Le collectif «Nés sous X» craint que l’association ne fasse disparaître ces documents susceptibles de confirmer leurs soupçons de pratiques illégales. Il a effectué jeudi un signalement de la situation auprès du procureur de Paris. Restitution de dossier partielle, absence de documents obligatoires : «vu le nombre d’irrégularités qu’il y a, on demande d’enquêter sur ces archives», souligne auprès de l’AFP Inès Chatin, membre du collectif.
Notre enquête
Elle-même a porté plainte contre son processus d’adoption, organisé par la Famille adoptive française et truffé d’irrégularités. Elle a notamment été placée temporairement dans une pouponnière défaillante de l’association, comme l’a révélé Libération.
Véronique Dauchez, également adoptée via cette structure, n’a pas pu consulter l’intégralité de son dossier, malgré ses demandes. «Pourquoi on ne me donne pas tous les papiers ?», interroge-t-elle. Sollicitée, la Famille adoptive française n’a pas souhaité réagir. Elle assure sur son site qu’elle va se «conformer» à la loi et verser ses archives à celle du département de Paris, probablement «fin mai».

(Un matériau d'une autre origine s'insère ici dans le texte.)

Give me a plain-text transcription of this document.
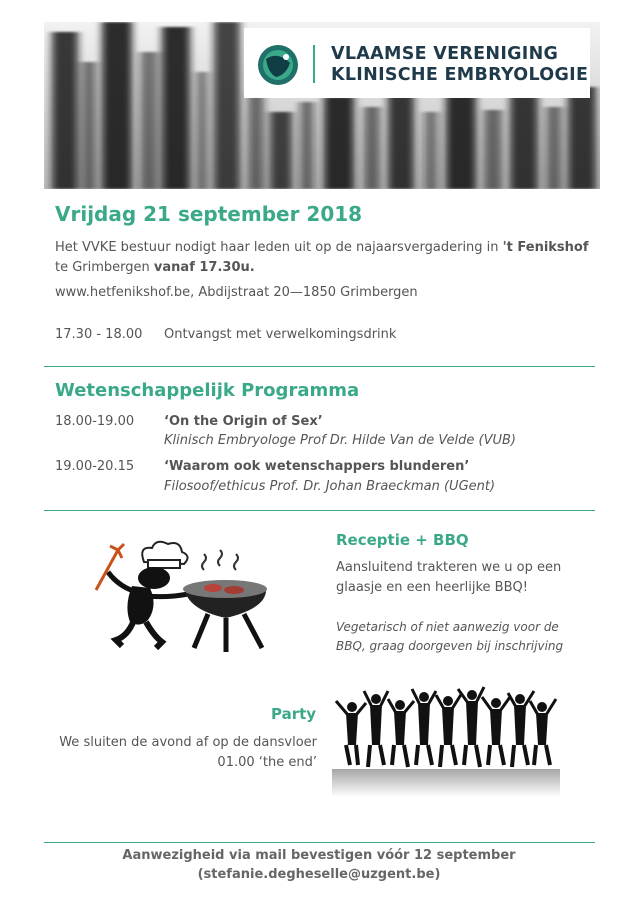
VLAAMSE VERENIGING
KLINISCHE EMBRYOLOGIE
Vrijdag 21 september 2018
Het VVKE bestuur nodigt haar leden uit op de najaarsvergadering in 't Fenikshof
te Grimbergen vanaf 17.30u.
www.hetfenikshof.be, Abdijstraat 20—1850 Grimbergen
17.30 - 18.00 Ontvangst met verwelkomingsdrink
Wetenschappelijk Programma
18.00-19.00 ‘On the Origin of Sex’
Klinisch Embryologe Prof Dr. Hilde Van de Velde (VUB)
19.00-20.15 ‘Waarom ook wetenschappers blunderen’
Filosoof/ethicus Prof. Dr. Johan Braeckman (UGent)
Receptie + BBQ
Aansluitend trakteren we u op een
glaasje en een heerlijke BBQ!
Vegetarisch of niet aanwezig voor de
BBQ, graag doorgeven bij inschrijving
Party
We sluiten de avond af op de dansvloer
01.00 ‘the end’
Aanwezigheid via mail bevestigen vóór 12 september
(stefanie.degheselle@uzgent.be)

Outre Famille adoptive française, d’autres associations ont organisé des adoptions d’enfants nés en France, entre les années 1940 et 1970. Bien que la loi du 17 juillet 1978 instaure un droit d’accès des citoyens aux documents administratifs, des nés sous X témoignent de leur difficulté à obtenir les documents susceptibles d’éclairer leur origine.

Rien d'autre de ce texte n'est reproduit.